Les jours suivants s’écoulèrent sans incidents. Summy Skim — et son cousin l’y poussait — partait dès le matin pour la chasse avec l’Indien, et ne revenait que tard dans l’après-midi. De rencontre avec Hunter, il n’y en eut donc pas. Il était toutefois de plus en plus difficile d’empêcher ces ouvriers américains et canadiens de se trouver en contact. Leurs travaux sur le filon les rapprochaient chaque jour du poteau à la limite des deux claims. Assurément le moment arrivait où pour employer une locution du contremaître « ils seraient pic à pic et pioche à pioche ! » La moindre contestation pourrait engendrer une discussion, la discussion un conflit, le conflit une rixe, qui dégénèrerait bientôt en bataille. Lorsque ces hommes seraient lancés les uns contre les autres, qui pourrait les arrêter ? Hunter et Malone n’essaieraient-ils pas de provoquer la révolte sur tous les gisements de leurs compatriotes contre ceux du Dominion voisins de la frontière ? Avec de tels aventuriers tout était à craindre. La police de Fort Cudahy et de Dawson-City serait impuissante à rétablir l’ordre.

Pendant quarante-huit heures, les deux Texiens ne se montrèrent pas, et peut-être, précisément en vue d’un mouvement, avaient-ils été parcourir les placers du Forty Miles Creek qui occupaient le territoire alaskien.

En leur absence, il se produisit bien quelques altercations entre les ouvriers. Il y eut même un incident qui mit aux prises Lorique et le contremaître du 127. Peut-être même les mineurs furent-ils sur le point de prendre parti pour leurs chefs ; mais cela n’alla pas plus loin.
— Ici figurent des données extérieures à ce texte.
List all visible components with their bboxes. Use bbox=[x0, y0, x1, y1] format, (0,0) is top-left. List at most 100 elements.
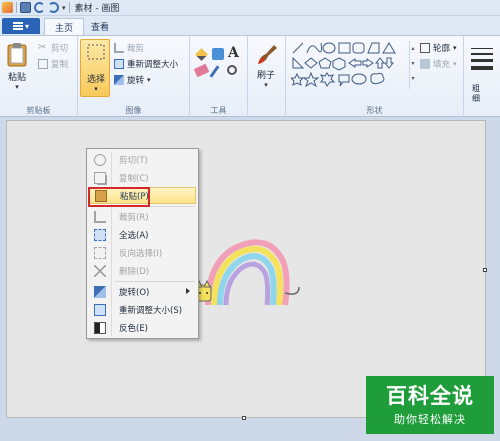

Comme le temps paraissait assez incertain, avec grand vent du nord, Summy Skim n’était point parti pour la chasse. Mais Ben Raddle avait su l’empêcher d’intervenir, ce à quoi il n’eût pas réussi sans doute si Hunter et Malone eussent été présents.

Pendant trois jours encore, il lui fut impossible de se livrer à son plaisir favori. En outre, la pluie tombait parfois à torrents, et il fallait rester à l’abri dans la maisonnette. Le lavage des graviers devenait très difficile dans ces conditions ; les puits se remplissaient jusqu’à l’orifice, et leur trop-plein s’écoulait à la surface du claim qu’il transformait en boue épaisse où l’on s’enfonçait jusqu’au genou.

Il suit de là que la besogne dut être interrompue des deux côtés, et elle ne put reprendre que le 3 août dans l’après-midi. Après une matinée pluvieuse, le ciel se rasséréna sous l’influence du vent de sud-est. Mais il était à craindre qu’il amenât des orages, lesquels sont souvent terribles à cette époque de l’année et occasionnent parfois de véritables désastres.

La veille, les deux Texiens étaient rentrés au 127 et ne quittèrent que le lendemain la maison de leur contremaître.